Creative writing is most popularly understood to be writing that comes from the imagination, writing that is ‘not true‘. Creative writing is the very fine art of making things up, in the most attractive, apt and convincing way possible. It’s the telling of lies in order to reveal illuminating and dark truths about the world and our place in it. We tend to think of Poetry, Fiction and Plays.

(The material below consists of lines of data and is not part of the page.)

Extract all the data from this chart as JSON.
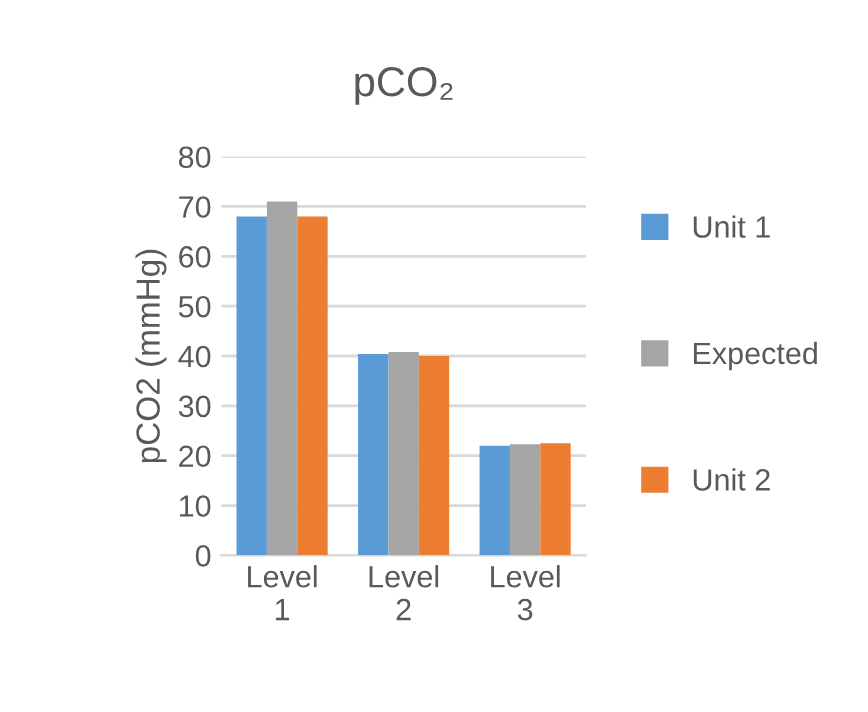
{
  "chart_data": {
    "type": "bar",
    "title": "pCO₂",
    "ylabel": "pCO2 (mmHg)",
    "categories": [
      "Level\n1",
      "Level\n2",
      "Level\n3"
    ],
    "series": [
      {
        "name": "Unit 1",
        "color": "#5b9bd5",
        "values": [
          68,
          40.4,
          22
        ]
      },
      {
        "name": "Expected",
        "color": "#a5a5a5",
        "values": [
          71,
          40.8,
          22.3
        ]
      },
      {
        "name": "Unit 2",
        "color": "#ed7d31",
        "values": [
          68,
          40,
          22.5
        ]
      }
    ],
    "ylim": [
      0,
      80
    ],
    "yticks": [
      0,
      10,
      20,
      30,
      40,
      50,
      60,
      70,
      80
    ],
    "grid": "y",
    "legend": "right"
  }
}
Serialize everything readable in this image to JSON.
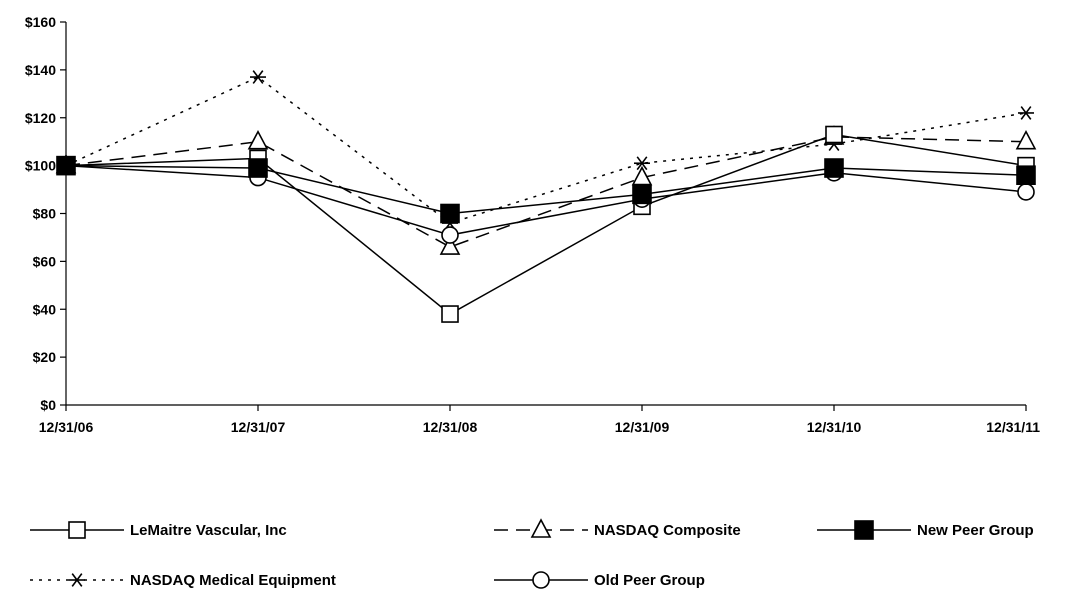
{
  "chart_data": {
    "type": "line",
    "title": "",
    "xlabel": "",
    "ylabel": "",
    "categories": [
      "12/31/06",
      "12/31/07",
      "12/31/08",
      "12/31/09",
      "12/31/10",
      "12/31/11"
    ],
    "ylim": [
      0,
      160
    ],
    "yticks": [
      0,
      20,
      40,
      60,
      80,
      100,
      120,
      140,
      160
    ],
    "ytick_labels": [
      "$0",
      "$20",
      "$40",
      "$60",
      "$80",
      "$100",
      "$120",
      "$140",
      "$160"
    ],
    "grid": false,
    "legend_position": "bottom",
    "series": [
      {
        "name": "LeMaitre Vascular, Inc",
        "values": [
          100,
          103,
          38,
          83,
          113,
          100
        ],
        "marker": "square-open",
        "dash": "solid"
      },
      {
        "name": "NASDAQ Composite",
        "values": [
          100,
          110,
          66,
          95,
          112,
          110
        ],
        "marker": "triangle-open",
        "dash": "longdash"
      },
      {
        "name": "New Peer Group",
        "values": [
          100,
          99,
          80,
          88,
          99,
          96
        ],
        "marker": "square-filled",
        "dash": "solid"
      },
      {
        "name": "NASDAQ Medical Equipment",
        "values": [
          100,
          137,
          76,
          101,
          109,
          122
        ],
        "marker": "asterisk",
        "dash": "dotted"
      },
      {
        "name": "Old Peer Group",
        "values": [
          100,
          95,
          71,
          86,
          97,
          89
        ],
        "marker": "circle-open",
        "dash": "solid"
      }
    ]
  }
}
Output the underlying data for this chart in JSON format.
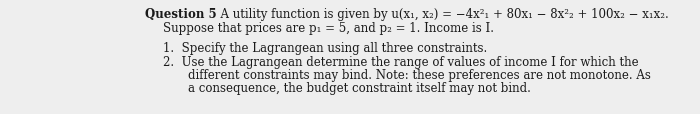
{
  "background_color": "#eeeeee",
  "text_color": "#1a1a1a",
  "font_size": 8.5,
  "font_family": "serif",
  "line1_bold": "Question 5",
  "line1_rest": "  A utility function is given by u(x₁, x₂) = −4x²₁ + 80x₁ − 8x²₂ + 100x₂ − x₁x₂.",
  "line2": "Suppose that prices are p₁ = 5, and p₂ = 1. Income is I.",
  "item1": "1.  Specify the Lagrangean using all three constraints.",
  "item2a": "2.  Use the Lagrangean determine the range of values of income I for which the",
  "item2b": "different constraints may bind. Note: these preferences are not monotone. As",
  "item2c": "a consequence, the budget constraint itself may not bind."
}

Of course, we do know that some creative writing is partly based inspired by real events or based (auto)biography, such as Jack Kerouac’s On the Road or Sylvia Plath‘s The Bell Jar, and we are all familiar with the extent to which real life and real people can sometimes directly or indirectly inform creative work. ‘Write about what you know’ is the writer’s maxim that has long since fallen into a crashing cliché - but it‘s a cliché for a good reason. Many writers do precisely that. Nonetheless, such creative writing remains in essence a fiction and makes no actual claim to the facts.
In the 1970s, the term ‘Creative Non-Fiction’ came to describe a type of factual writing that transcended the boundaries of style and approach that we normally associate with that of the journalistic, technical or academic. There are many inexhaustibly researched, extremely detailed and expertly written studies of everything from astrophysics to yachting. But these could not be considered to be Creative Non-Fiction. What puts the ‘Creative’ into Non-Fiction has a great deal more to do with how a subject is treated rather than the actual nature of the subject itself. The personal involvement of the narrator with its subject or subject matter is a common element, and events are rarely recounted in the ‘objective’ way which we tend to associate with journalism or other types of factual writing. But the chief hallmark of Creative Non-Fiction is a higher, more stylised technique, closer to that of the novel, say, and this immediately distinguishes it from other types of informative writing.
Literature Wales only provides funding for events or bursaries for those engaged in the performance or practice of creative writing.